18/02/2018 - São Paulo - O ENTRE foi convidado para colaborar com 12 entrevistas para a publicação da exposição "Muros de Ar" do Pavilhão do Brasil na XVI Bienal de Arquitetura de Veneza em 2018, realizada pelos curadores Gabriel Kozlowski, Laura González Fierro, Marcelo Maia Rosa e Sol Camacho. As entrevistas publicadas em versão reduzida para a Bienal encontram-se na íntegra no site do ENTRE.
Claudio Bernardes (São Paulo, 1954) é empresário da construção civil. Formado em Engenharia Civil pela Escola de Engenharia Mauá, é mestre em Engenharia pela University of Sheffield e especialista em engenharia de produção para construção civil pela Fundação Vanzolini/USP. Há mais de 40 anos, atua como empresário no mercado imobiliário, com ênfase na área de desenvolvimento urbano no estado de São Paulo. É diretor-presidente da Ingaí Incorporadora S/A, presidente do conselho consultivo do Secovi-SP, que integra desde 1985, e presidente do Conselho de Gestão e Secretaria de Urbanismo e Licenciamento na Prefeitura Municipal. Professor de desenvolvimento urbano no MBA em Gestão de Negócios Imobiliários da Escola Superior de Propaganda e Marketing (ESPM), é colunista da Folha de S.Paulo e autor dos livros Plano diretor estratégico, lei de zoneamento e atividade imobiliária em São Paulo (2005) e Qualidade e o custo das não-conformidades em obras de construção civil (1988).

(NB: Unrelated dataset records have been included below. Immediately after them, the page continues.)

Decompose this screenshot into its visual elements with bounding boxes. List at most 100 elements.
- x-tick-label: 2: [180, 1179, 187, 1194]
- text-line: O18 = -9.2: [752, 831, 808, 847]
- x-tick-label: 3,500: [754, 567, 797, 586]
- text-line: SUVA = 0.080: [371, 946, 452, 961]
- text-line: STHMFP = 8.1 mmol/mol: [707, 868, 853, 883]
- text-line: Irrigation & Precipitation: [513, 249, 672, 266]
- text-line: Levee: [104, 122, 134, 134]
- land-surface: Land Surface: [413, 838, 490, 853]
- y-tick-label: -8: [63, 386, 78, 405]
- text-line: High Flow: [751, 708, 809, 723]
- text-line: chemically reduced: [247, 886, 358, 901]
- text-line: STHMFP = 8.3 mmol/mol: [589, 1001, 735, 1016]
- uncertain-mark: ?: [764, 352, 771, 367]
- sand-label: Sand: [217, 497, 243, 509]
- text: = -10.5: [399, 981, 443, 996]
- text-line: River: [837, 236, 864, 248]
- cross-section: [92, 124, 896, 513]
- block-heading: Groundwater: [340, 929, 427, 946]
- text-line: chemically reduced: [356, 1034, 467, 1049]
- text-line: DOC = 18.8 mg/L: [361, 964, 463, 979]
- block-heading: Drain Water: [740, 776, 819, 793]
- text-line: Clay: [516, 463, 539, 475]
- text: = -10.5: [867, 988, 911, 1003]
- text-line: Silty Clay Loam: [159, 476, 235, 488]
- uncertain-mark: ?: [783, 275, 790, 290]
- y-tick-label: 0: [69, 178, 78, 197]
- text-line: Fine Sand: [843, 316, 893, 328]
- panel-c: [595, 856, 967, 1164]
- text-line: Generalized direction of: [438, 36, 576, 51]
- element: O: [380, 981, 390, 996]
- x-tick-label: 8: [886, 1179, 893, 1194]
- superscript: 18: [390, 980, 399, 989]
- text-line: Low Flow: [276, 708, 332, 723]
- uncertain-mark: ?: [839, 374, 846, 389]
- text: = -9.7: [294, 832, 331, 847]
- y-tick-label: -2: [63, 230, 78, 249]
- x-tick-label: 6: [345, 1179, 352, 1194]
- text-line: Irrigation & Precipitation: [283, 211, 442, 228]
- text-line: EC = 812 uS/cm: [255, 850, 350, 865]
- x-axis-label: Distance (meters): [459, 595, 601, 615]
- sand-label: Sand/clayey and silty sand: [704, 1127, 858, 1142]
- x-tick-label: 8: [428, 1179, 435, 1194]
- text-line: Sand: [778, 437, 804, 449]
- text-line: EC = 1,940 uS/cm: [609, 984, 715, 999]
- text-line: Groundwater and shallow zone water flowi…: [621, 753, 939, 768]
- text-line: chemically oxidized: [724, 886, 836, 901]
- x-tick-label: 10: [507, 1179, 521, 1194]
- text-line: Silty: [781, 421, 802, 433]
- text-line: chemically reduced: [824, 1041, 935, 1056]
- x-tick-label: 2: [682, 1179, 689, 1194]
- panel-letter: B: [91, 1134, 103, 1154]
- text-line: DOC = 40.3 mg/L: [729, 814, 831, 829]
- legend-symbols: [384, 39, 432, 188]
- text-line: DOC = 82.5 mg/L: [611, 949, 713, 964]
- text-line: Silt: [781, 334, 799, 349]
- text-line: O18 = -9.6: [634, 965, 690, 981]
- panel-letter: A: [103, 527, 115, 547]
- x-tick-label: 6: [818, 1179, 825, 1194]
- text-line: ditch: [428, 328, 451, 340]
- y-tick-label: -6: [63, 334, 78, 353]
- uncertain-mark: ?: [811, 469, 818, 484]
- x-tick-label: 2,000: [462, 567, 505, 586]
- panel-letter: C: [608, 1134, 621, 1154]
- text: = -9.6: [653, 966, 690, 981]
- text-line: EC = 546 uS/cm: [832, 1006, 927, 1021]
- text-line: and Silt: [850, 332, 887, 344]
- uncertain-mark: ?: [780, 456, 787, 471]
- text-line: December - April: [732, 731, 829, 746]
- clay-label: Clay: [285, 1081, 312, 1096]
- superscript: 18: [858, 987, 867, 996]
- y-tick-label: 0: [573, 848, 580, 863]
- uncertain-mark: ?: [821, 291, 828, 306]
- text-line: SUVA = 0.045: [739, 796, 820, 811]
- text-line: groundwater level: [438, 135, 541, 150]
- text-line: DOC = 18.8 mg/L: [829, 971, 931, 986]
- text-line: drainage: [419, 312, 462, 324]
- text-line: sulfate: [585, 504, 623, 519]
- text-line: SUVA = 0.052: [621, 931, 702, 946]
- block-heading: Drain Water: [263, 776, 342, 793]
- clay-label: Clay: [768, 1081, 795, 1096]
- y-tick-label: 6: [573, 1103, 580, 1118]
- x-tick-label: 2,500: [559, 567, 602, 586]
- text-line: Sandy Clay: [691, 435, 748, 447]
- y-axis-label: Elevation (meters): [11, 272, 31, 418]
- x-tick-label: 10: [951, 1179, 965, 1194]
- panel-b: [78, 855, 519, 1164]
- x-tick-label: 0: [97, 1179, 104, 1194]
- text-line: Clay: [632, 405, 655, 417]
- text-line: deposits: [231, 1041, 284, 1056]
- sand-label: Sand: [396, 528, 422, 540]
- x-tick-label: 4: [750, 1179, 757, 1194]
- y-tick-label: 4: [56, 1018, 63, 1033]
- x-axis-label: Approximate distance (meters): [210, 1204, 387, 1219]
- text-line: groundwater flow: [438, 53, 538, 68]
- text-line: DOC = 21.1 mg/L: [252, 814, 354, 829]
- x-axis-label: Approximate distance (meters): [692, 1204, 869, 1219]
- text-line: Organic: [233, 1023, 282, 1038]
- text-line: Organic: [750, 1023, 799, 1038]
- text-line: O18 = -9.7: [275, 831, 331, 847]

Cláudio Bernardes: Eu acho que não deveria haver distância nenhuma, mas as vezes existe por questões de mercado. Normalmente, o empreendedor imobiliário tem a função social (embora as pessoas não acreditem que ele possa tê-la), de equilibrar oferta e demanda. Para que isso aconteça, ele tem que fazer os produtos que as pessoas querem, pelo preço que elas possam pagar. Às vezes o produto desejado não é exatamente aquele que podem consumir ou o produto que querem e podem pagar, não é exatamente aquele que a boa técnica da arquitetura ou do planejamento urbano coloca. É uma questão complexa, uma equação difícil de ser solucionada. Ao longo do tempo existe esse embate – do ponto de vista positivo – entre o setor público (que é o responsável por planejar e orientar os rumos de crescimento da cidade) e o setor imobiliário (que precisa fazer o elo entre o consumidor e ao regramento). Quando se fala: tal regra vai beneficiar o setor imobiliário, na verdade ele está tentando fazer com que aquela regra caiba no bolso do consumidor, pois precisa produzir o que vai ter escoamento no mercado. Lógico que também existem os excessos, afinal há setores do mercado que querem maximizar o lucro, mas sempre pensando em uma forma de poder viabilizar o mercado. É claro que não se pode fazer uma cidade que não tenha os requisitos urbanísticos adequados de qualidade de vida, porque senão ninguém vai querer morar nela e o empreendedor imobiliário não vai ter para quem vender. É uma equação complicada.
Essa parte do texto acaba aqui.